Mark Zuckerberg wants Facebook to create a Class C of stock (a third class class in the capitalization structure) with non-voting rights so that he can sell billions of dollars worth of FB stock in the coming years so that he can maintain the 60% voting power in Facebook that will effectively allow him to personally keep control of Facebook even while gradually draining his equity investment in the social media corporation.
Facebook shareholders Eric McGinty and Eric Levy separately launched class action lawsuits two days after the April 27th Class C stock announcement alleging that Zuckerberg and the Facebook Board of Directors violated their fiduciary duty of loyalty to the shareholders by engaging in a conflict of interest transaction that gives Zuckerberg the benefit of entrenchment without giving the adversely affected voting rights of the remaining shareholders the benefit of a bargain. The reason why it is a class action lawsuit instead of a derivative claim is because derivative claims apply to injuries against the corporation and class actions apply when it is a minority of shareholders within the corporation that are adversely affected.
Anytime there is an interested fiduciary like Zuckerberg engaging in a controlling shareholder type of transaction, we have to ask ourselves the question: What’s the standard of review going to be? This is important to figure out because it often pre-ordains the outcome.
We have three options:
If Zuckerberg and the Board approve the Class C issuance, and then they include themselves in the vote to approve it, the class C issuance is evaluated in the Delaware courts according to the “entire fairness” test in which Zuckerberg and the Board must prove that this deal is fair for other shareholders. This would be a hard lawsuit for Zuckerberg and the Board to win since there is no indication of hard negotiation before the creation of this Class C stock.

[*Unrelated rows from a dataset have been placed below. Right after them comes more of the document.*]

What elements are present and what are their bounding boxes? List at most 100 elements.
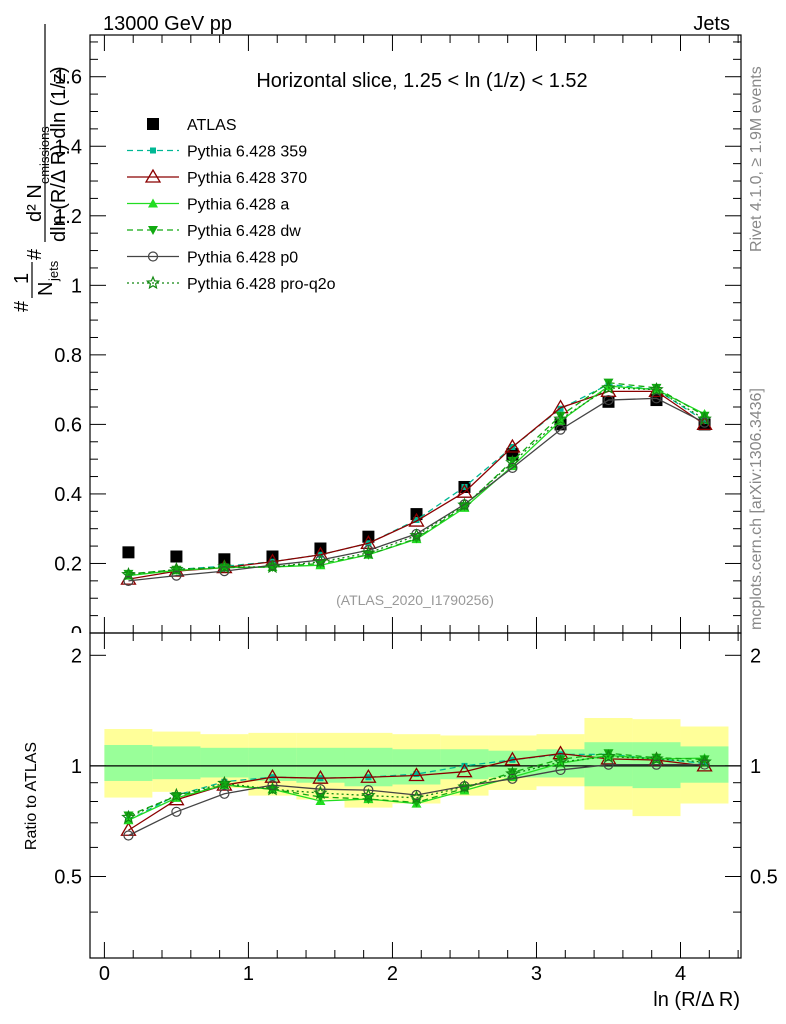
series-p0: [123, 393, 710, 586]
line-proq2o: [128, 387, 705, 576]
ratio-point-proq2o-8: [505, 766, 520, 781]
x-tick-label-0: 0: [99, 963, 110, 985]
ratio-y-tick-label-left-1: 1: [71, 756, 82, 778]
main-y-tick-label-6: 1.4: [54, 136, 82, 158]
ratio-point-dw-10: [603, 749, 614, 759]
legend-marker-proq2o: [145, 275, 161, 290]
point-p0-9: [555, 424, 566, 435]
mcplots-label: mcplots.cern.ch [arXiv:1306.3436]: [748, 388, 765, 630]
main-y-zero-label: 0: [71, 623, 82, 645]
point-p0-10: [603, 394, 614, 406]
ratio-point-p370-5: [360, 768, 377, 783]
main-y-tick-label-5: 1.2: [54, 206, 82, 228]
point-dw-12: [699, 411, 710, 421]
ratio-point-proq2o-5: [361, 788, 376, 802]
legend-marker-dw: [148, 226, 158, 235]
ratio-point-p0-2: [219, 788, 230, 799]
legend-item-a: Pythia 6.428 a: [127, 197, 289, 214]
x-tick-label-3: 3: [531, 963, 542, 985]
legend-item-p359: Pythia 6.428 359: [127, 144, 307, 161]
point-dw-9: [555, 411, 566, 421]
ylabel-d2n: d² N: [24, 184, 46, 222]
ratio-point-dw-0: [123, 811, 134, 821]
legend-item-p0: Pythia 6.428 p0: [127, 250, 298, 267]
ratio-point-proq2o-10: [601, 749, 616, 763]
series-a: [123, 381, 710, 580]
ylabel-hash-1: #: [11, 300, 33, 312]
legend-marker-a: [148, 198, 158, 208]
svg-text:0: 0: [71, 623, 82, 645]
point-p0-1: [171, 570, 182, 581]
line-p0: [128, 397, 705, 582]
ylabel-hash-2: #: [24, 248, 46, 260]
ratio-point-dw-9: [555, 755, 566, 765]
main-axis-ticks: 0.2 0.4 0.6 0.8 1 1.2 1.4 1.6 0: [54, 35, 741, 645]
x-axis-label: ln (R/Δ R): [653, 989, 740, 1011]
ratio-point-proq2o-1: [169, 787, 184, 802]
legend-item-p370: Pythia 6.428 370: [127, 168, 307, 187]
point-p359-6: [413, 517, 420, 524]
main-panel: 0.2 0.4 0.6 0.8 1 1.2 1.4 1.6 0 Horizontal slice…: [54, 34, 742, 645]
header-left: 13000 GeV pp: [103, 13, 232, 35]
x-tick-label-1: 1: [243, 963, 254, 985]
legend-label-atlas: ATLAS: [187, 117, 237, 134]
main-y-tick-label-2: 0.6: [54, 414, 82, 436]
chart-title: Horizontal slice, 1.25 < ln (1/z) < 1.52: [256, 70, 587, 92]
point-dw-11: [651, 383, 662, 393]
point-proq2o-0: [121, 567, 136, 581]
ratio-point-p0-10: [603, 759, 614, 770]
ylabel-njets: N: [35, 282, 57, 296]
x-tick-labels: 0 1 2 3 4: [99, 963, 686, 985]
point-atlas-11: [650, 394, 663, 407]
ratio-axis-ticks: 0.5 0.5 1 1 2 2: [54, 633, 778, 958]
legend-label-p0: Pythia 6.428 p0: [187, 250, 298, 267]
legend: ATLAS Pythia 6.428 359 Pythia 6.428 370 Pyt…: [127, 117, 336, 293]
ratio-line-proq2o: [128, 755, 705, 818]
point-dw-8: [507, 456, 518, 466]
point-atlas-2: [218, 553, 231, 566]
rivet-label: Rivet 4.1.0, ≥ 1.9M events: [748, 66, 765, 252]
ratio-point-p0-0: [123, 830, 134, 841]
band-green-5: [344, 747, 393, 787]
series-p359: [125, 381, 708, 579]
point-proq2o-11: [649, 382, 664, 396]
point-p359-7: [461, 483, 468, 490]
main-y-tick-label-7: 1.6: [54, 67, 82, 89]
ratio-series-p0: [123, 759, 710, 841]
ratio-point-p0-1: [171, 806, 182, 817]
point-atlas-0: [122, 546, 135, 559]
point-proq2o-3: [265, 559, 280, 574]
ratio-line-p0: [128, 763, 705, 837]
main-y-tick-label-3: 0.8: [54, 345, 82, 367]
legend-marker-p370: [144, 168, 162, 183]
main-y-label: # 1 N jets # d² N emissions dln (R/Δ R) …: [11, 24, 70, 312]
ratio-point-p0-11: [651, 759, 662, 770]
band-green-2: [200, 747, 249, 778]
legend-marker-p359: [150, 147, 156, 154]
ratio-point-p370-8: [504, 751, 521, 766]
legend-item-atlas: ATLAS: [147, 117, 237, 134]
series-dw: [123, 378, 710, 579]
ratio-frame: [89, 632, 742, 959]
ratio-point-p370-7: [456, 763, 473, 778]
point-proq2o-4: [313, 554, 328, 568]
point-proq2o-10: [601, 380, 616, 394]
legend-marker-p0: [147, 251, 159, 262]
ratio-point-proq2o-9: [553, 754, 568, 769]
point-p359-9: [557, 405, 564, 412]
legend-label-proq2o: Pythia 6.428 pro-q2o: [187, 276, 336, 293]
point-dw-2: [219, 563, 230, 573]
ratio-point-p0-12: [699, 759, 710, 770]
point-proq2o-7: [457, 497, 472, 512]
point-proq2o-9: [553, 411, 568, 426]
point-proq2o-12: [697, 411, 712, 426]
line-p370: [128, 390, 705, 580]
main-series-group: [120, 378, 713, 586]
point-p0-12: [699, 417, 710, 428]
ratio-y-tick-label-left-0: 0.5: [54, 866, 82, 888]
point-dw-7: [459, 502, 470, 512]
ratio-series-group: [120, 745, 713, 841]
header-right: Jets: [693, 13, 730, 35]
ratio-point-proq2o-7: [457, 779, 472, 794]
line-a: [128, 385, 705, 577]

If Zuckerberg create a special committee to approve the Class C stock issuance in the first instance but fail to implement a “majority of the minority” shareholder vote, then there is still an “entire fairness” test except the plaintiffs suing Zuckerberg and the Facebook board will have the burden to show that the transaction wasn’t fair. There is no clear case law in Delaware on this, and it will be a toss-up case of first impression.

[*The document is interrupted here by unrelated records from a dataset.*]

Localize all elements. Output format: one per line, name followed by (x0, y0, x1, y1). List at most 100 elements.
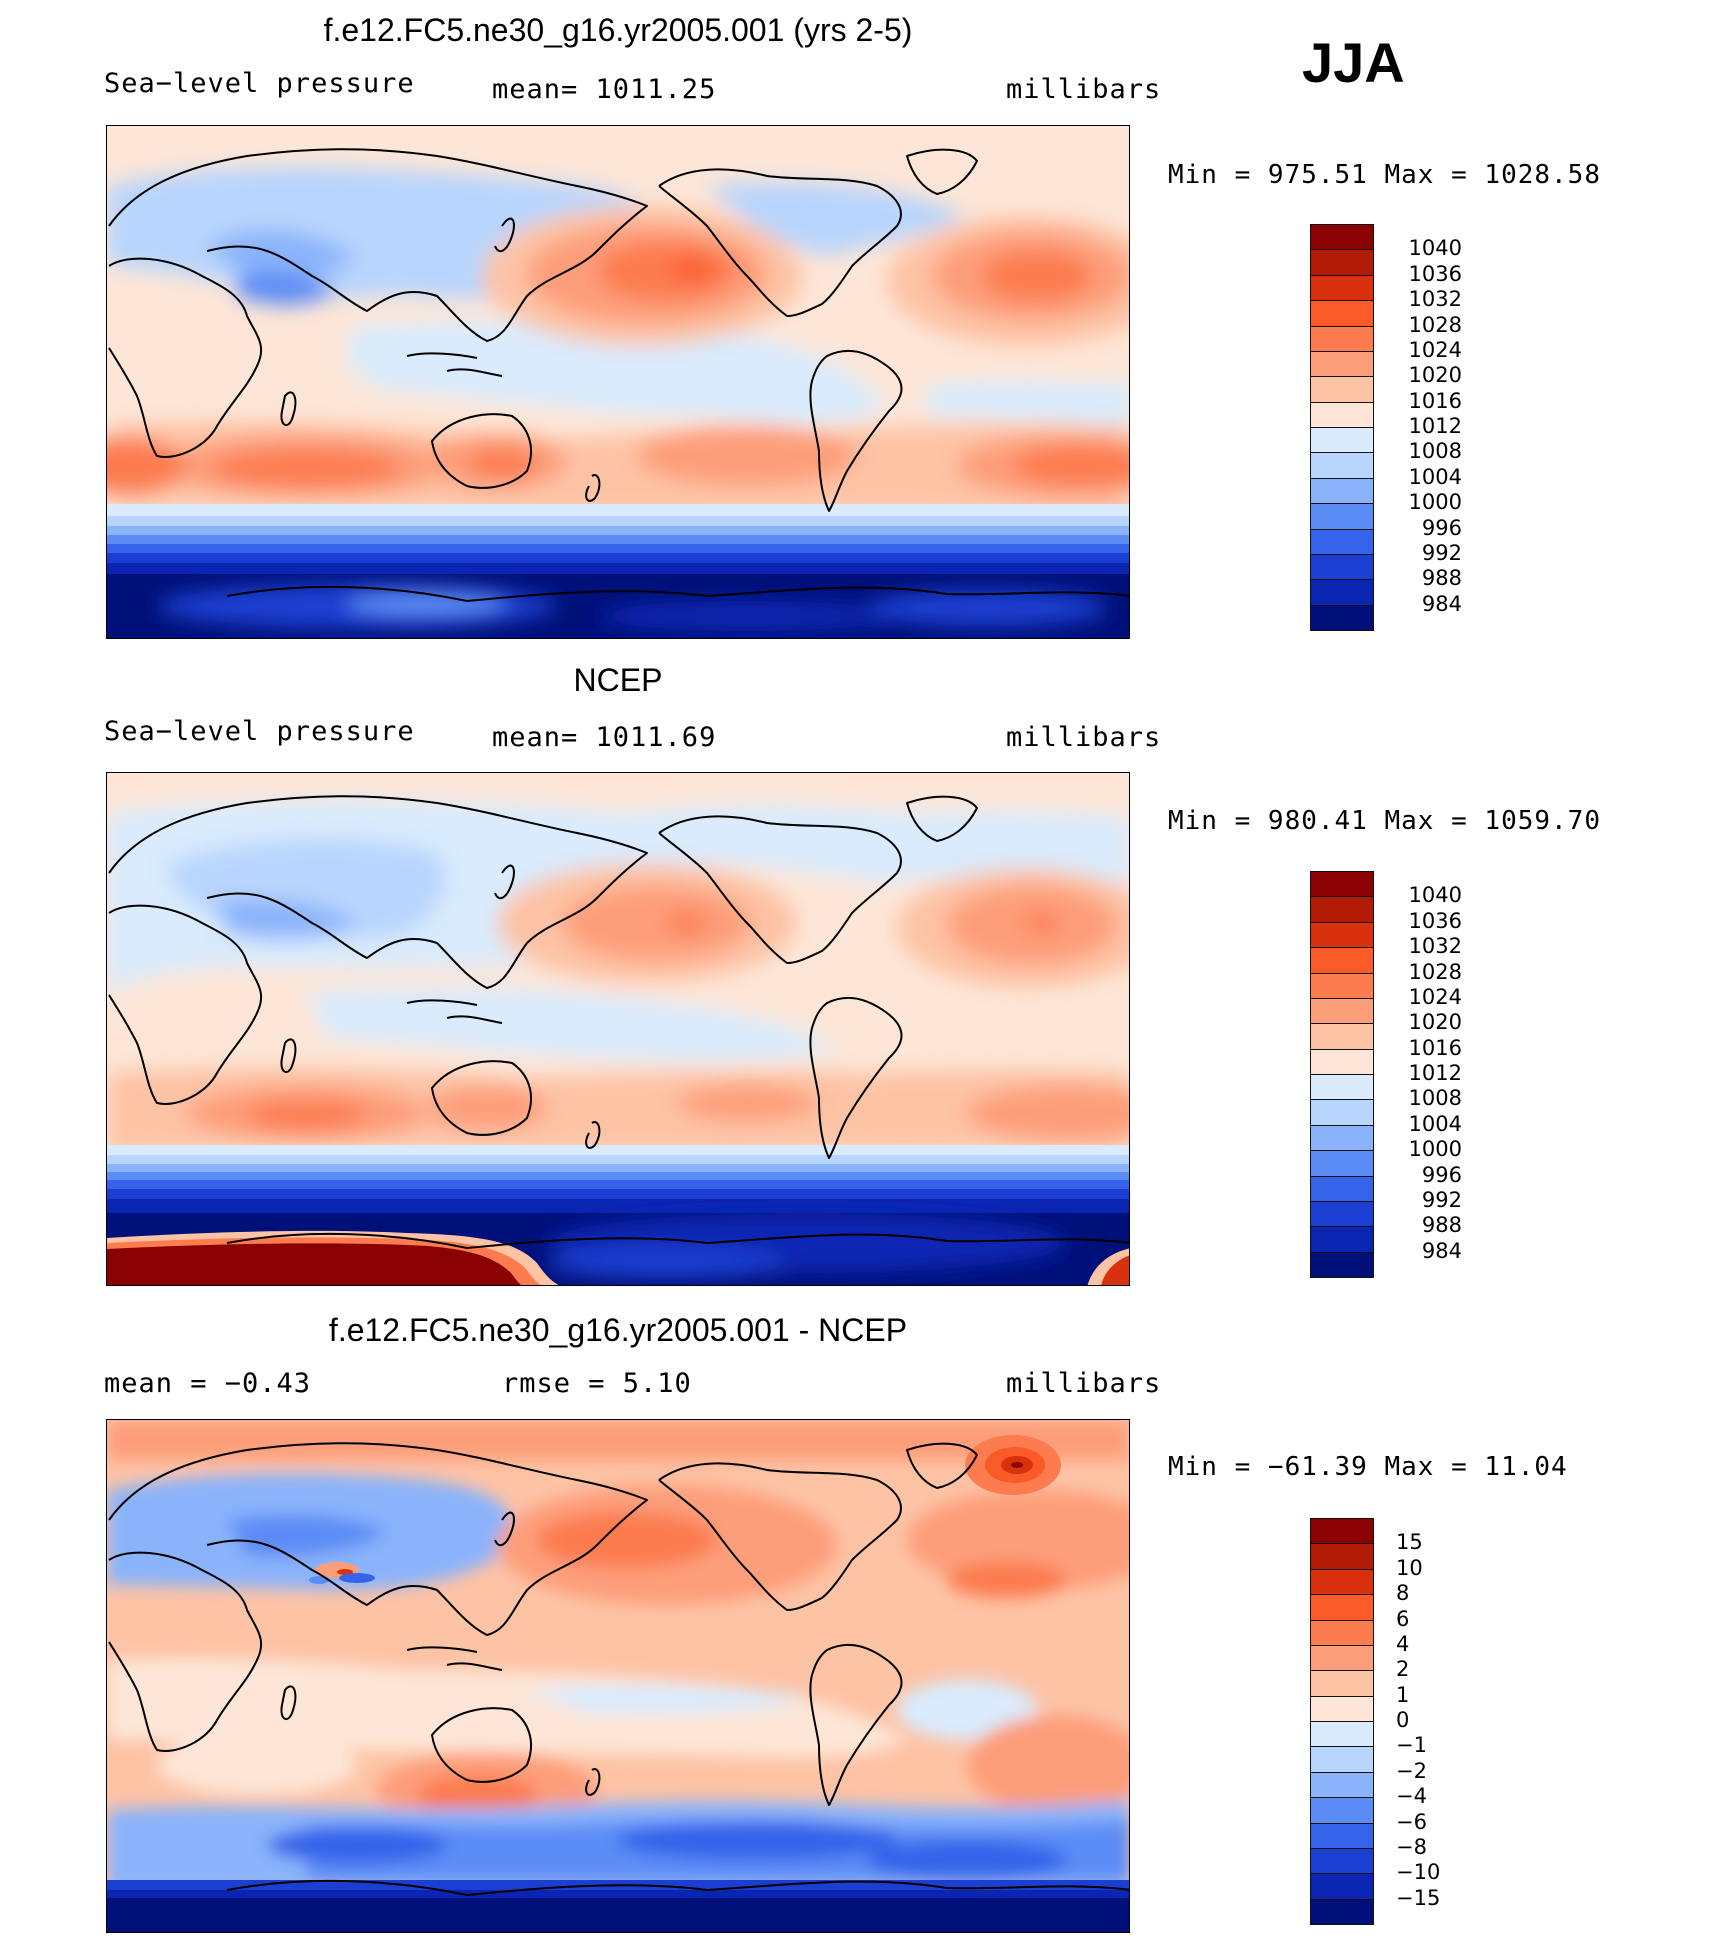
panel-units-label: millibars (1006, 722, 1162, 753)
colorbar-swatch (1310, 1670, 1374, 1697)
colorbar-tick-label: 1020 (1408, 363, 1462, 388)
colorbar-tick-label: 988 (1421, 566, 1462, 591)
colorbar-swatch (1310, 477, 1374, 505)
colorbar-difference: 15 10 8 6 4 2 1 0 −1 −2 −4 −6 −8 −10 −15 (1310, 1518, 1440, 1925)
panel-title-diff: f.e12.FC5.ne30_g16.yr2005.001 - NCEP (328, 1312, 908, 1348)
panel-units-label: millibars (1006, 1368, 1162, 1399)
panel-variable-label: Sea−level pressure (104, 68, 415, 99)
panel-minmax-label: Min = −61.39 Max = 11.04 (1168, 1452, 1568, 1482)
colorbar-swatch (1310, 553, 1374, 581)
colorbar-swatch (1310, 1695, 1374, 1722)
colorbar-tick-label: 1000 (1408, 490, 1462, 515)
colorbar-swatch (1310, 1847, 1374, 1875)
colorbar-tick-label: 1028 (1408, 312, 1462, 337)
colorbar-ncep: 1040 1036 1032 1028 1024 1020 1016 1012 1008 1004… (1310, 871, 1462, 1278)
colorbar-tick-label: 4 (1396, 1631, 1410, 1656)
colorbar-swatch (1310, 325, 1374, 352)
panel-units-label: millibars (1006, 74, 1162, 105)
colorbar-tick-label: 6 (1396, 1606, 1410, 1631)
colorbar-swatch (1310, 579, 1374, 606)
colorbar-tick-label: 1016 (1408, 1035, 1462, 1060)
colorbar-tick-label: 996 (1421, 1162, 1462, 1187)
colorbar-tick-label: 996 (1421, 515, 1462, 540)
colorbar-model: 1040 1036 1032 1028 1024 1020 1016 1012 1008 1004… (1310, 224, 1462, 631)
colorbar-swatch (1310, 1099, 1374, 1126)
colorbar-tick-label: 1040 (1408, 236, 1462, 261)
colorbar-swatch (1310, 249, 1374, 276)
colorbar-tick-label: 1028 (1408, 959, 1462, 984)
colorbar-tick-label: −4 (1396, 1784, 1427, 1809)
colorbar-tick-label: 992 (1421, 1187, 1462, 1212)
colorbar-swatch (1310, 1644, 1374, 1672)
colorbar-swatch (1310, 997, 1374, 1025)
colorbar-swatch (1310, 1721, 1374, 1748)
colorbar-swatch (1310, 1543, 1374, 1570)
colorbar-swatch (1310, 1124, 1374, 1152)
colorbar-tick-label: 1040 (1408, 883, 1462, 908)
colorbar-swatch (1310, 1568, 1374, 1596)
colorbar-tick-label: 1024 (1408, 984, 1462, 1009)
colorbar-swatch (1310, 1518, 1374, 1545)
colorbar-tick-label: 0 (1396, 1708, 1410, 1732)
panel-title-model: f.e12.FC5.ne30_g16.yr2005.001 (yrs 2-5) (323, 12, 913, 48)
panel-rmse-label: rmse = 5.10 (502, 1368, 692, 1399)
colorbar-swatch (1310, 947, 1374, 974)
colorbar-swatch (1310, 871, 1374, 898)
colorbar-tick-label: 1008 (1408, 439, 1462, 464)
colorbar-swatch (1310, 528, 1374, 555)
colorbar-swatch (1310, 427, 1374, 454)
colorbar-tick-label: 1020 (1408, 1010, 1462, 1035)
colorbar-swatch (1310, 1074, 1374, 1101)
colorbar-tick-label: 1036 (1408, 908, 1462, 933)
colorbar-swatch (1310, 604, 1374, 631)
colorbar-tick-label: 1004 (1408, 464, 1462, 489)
colorbar-swatch (1310, 1251, 1374, 1278)
colorbar-tick-label: 984 (1421, 1238, 1462, 1263)
panel-variable-label: Sea−level pressure (104, 716, 415, 747)
colorbar-swatch (1310, 1048, 1374, 1075)
colorbar-swatch (1310, 1898, 1374, 1925)
colorbar-tick-label: 1024 (1408, 337, 1462, 362)
colorbar-swatch (1310, 224, 1374, 251)
map-ncep-slp (106, 772, 1130, 1286)
colorbar-swatch (1310, 1175, 1374, 1202)
colorbar-swatch (1310, 1771, 1374, 1799)
colorbar-swatch (1310, 274, 1374, 302)
colorbar-swatch (1310, 401, 1374, 428)
colorbar-swatch (1310, 1226, 1374, 1253)
map-difference-slp (106, 1419, 1130, 1933)
colorbar-swatch (1310, 300, 1374, 327)
panel-mean-label: mean= 1011.25 (492, 74, 717, 105)
colorbar-tick-label: 1 (1396, 1682, 1410, 1707)
colorbar-tick-label: −1 (1396, 1733, 1427, 1758)
colorbar-tick-label: 8 (1396, 1581, 1410, 1606)
colorbar-tick-label: 1016 (1408, 388, 1462, 413)
colorbar-swatch (1310, 1822, 1374, 1849)
colorbar-tick-label: 1012 (1408, 1061, 1462, 1085)
colorbar-swatch (1310, 1150, 1374, 1177)
panel-mean-label: mean = −0.43 (104, 1368, 312, 1399)
colorbar-swatch (1310, 376, 1374, 403)
panel-mean-label: mean= 1011.69 (492, 722, 717, 753)
colorbar-tick-label: −8 (1396, 1834, 1427, 1859)
colorbar-tick-label: 1004 (1408, 1111, 1462, 1136)
panel-minmax-label: Min = 980.41 Max = 1059.70 (1168, 806, 1601, 836)
colorbar-swatch (1310, 1746, 1374, 1773)
colorbar-swatch (1310, 503, 1374, 530)
colorbar-tick-label: 1036 (1408, 261, 1462, 286)
colorbar-tick-label: −2 (1396, 1758, 1427, 1783)
colorbar-tick-label: −15 (1396, 1885, 1441, 1910)
colorbar-tick-label: 1008 (1408, 1086, 1462, 1111)
colorbar-swatch (1310, 1594, 1374, 1621)
colorbar-swatch (1310, 350, 1374, 378)
colorbar-tick-label: 10 (1396, 1555, 1423, 1580)
colorbar-swatch (1310, 921, 1374, 949)
colorbar-swatch (1310, 1797, 1374, 1824)
colorbar-tick-label: 1012 (1408, 414, 1462, 438)
colorbar-tick-label: 15 (1396, 1530, 1423, 1555)
colorbar-tick-label: 2 (1396, 1657, 1410, 1682)
colorbar-tick-label: 1000 (1408, 1137, 1462, 1162)
colorbar-swatch (1310, 1200, 1374, 1228)
colorbar-tick-label: 1032 (1408, 934, 1462, 959)
panel-title-obs: NCEP (573, 662, 663, 698)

If Zuckerberg agreed in writing upfront (before the discussions of Class C stock issuance began) that he would not pursue Class C stock creation unless the disinterested board members voted to approve it and he removed himself from the shareholder vote as well, then the business judgment rule applies. This is highly deferential towards management because you’d have to show a waste of corporate assets to succeed which is nearly impossible, and Zuckerberg and Facebook would prevail in this class action.
So which option did Zuckerberg and the Board choose? They went for door number two. They could have put themselves in a position for this Class C stock to blow up in their face by not creating a special committee of disinterested board members to approve the transaction, but they did that. On the other hand, they could have nearly guaranteed its success by getting Zuckerberg to agree upfront that he would abide by whatever decision a disinterested board vote and an independent shareholder vote reached. He didn’t do the latter.
This means that the class action litigants against Zuckerberg and the Facebook Board will have to show that the Class C stock creation does not pass the entire fairness test, and the case law on this has nothing on point. It’s almost always the Board failing to sanitize the transaction in any way, and then having to prove fair dealing and fair price. But Facebook did a halfway sanitization that shifts the burden, but doesn’t get business judgment rule protection. Here, the Facebook class action litigants have to show that there wasn’t fair dealing and fair price, and there is no clear case law showing how to do that. Hopefully, they won’t settle with the Facebook Board and Zuckerberg, as this has the makings of being one of the top five corporation lawsuits of the past thirty years. Or, the shareholders could follow Nancy Reagan’s advice and “just say no” at the June 20th vote, and this issue would become moot.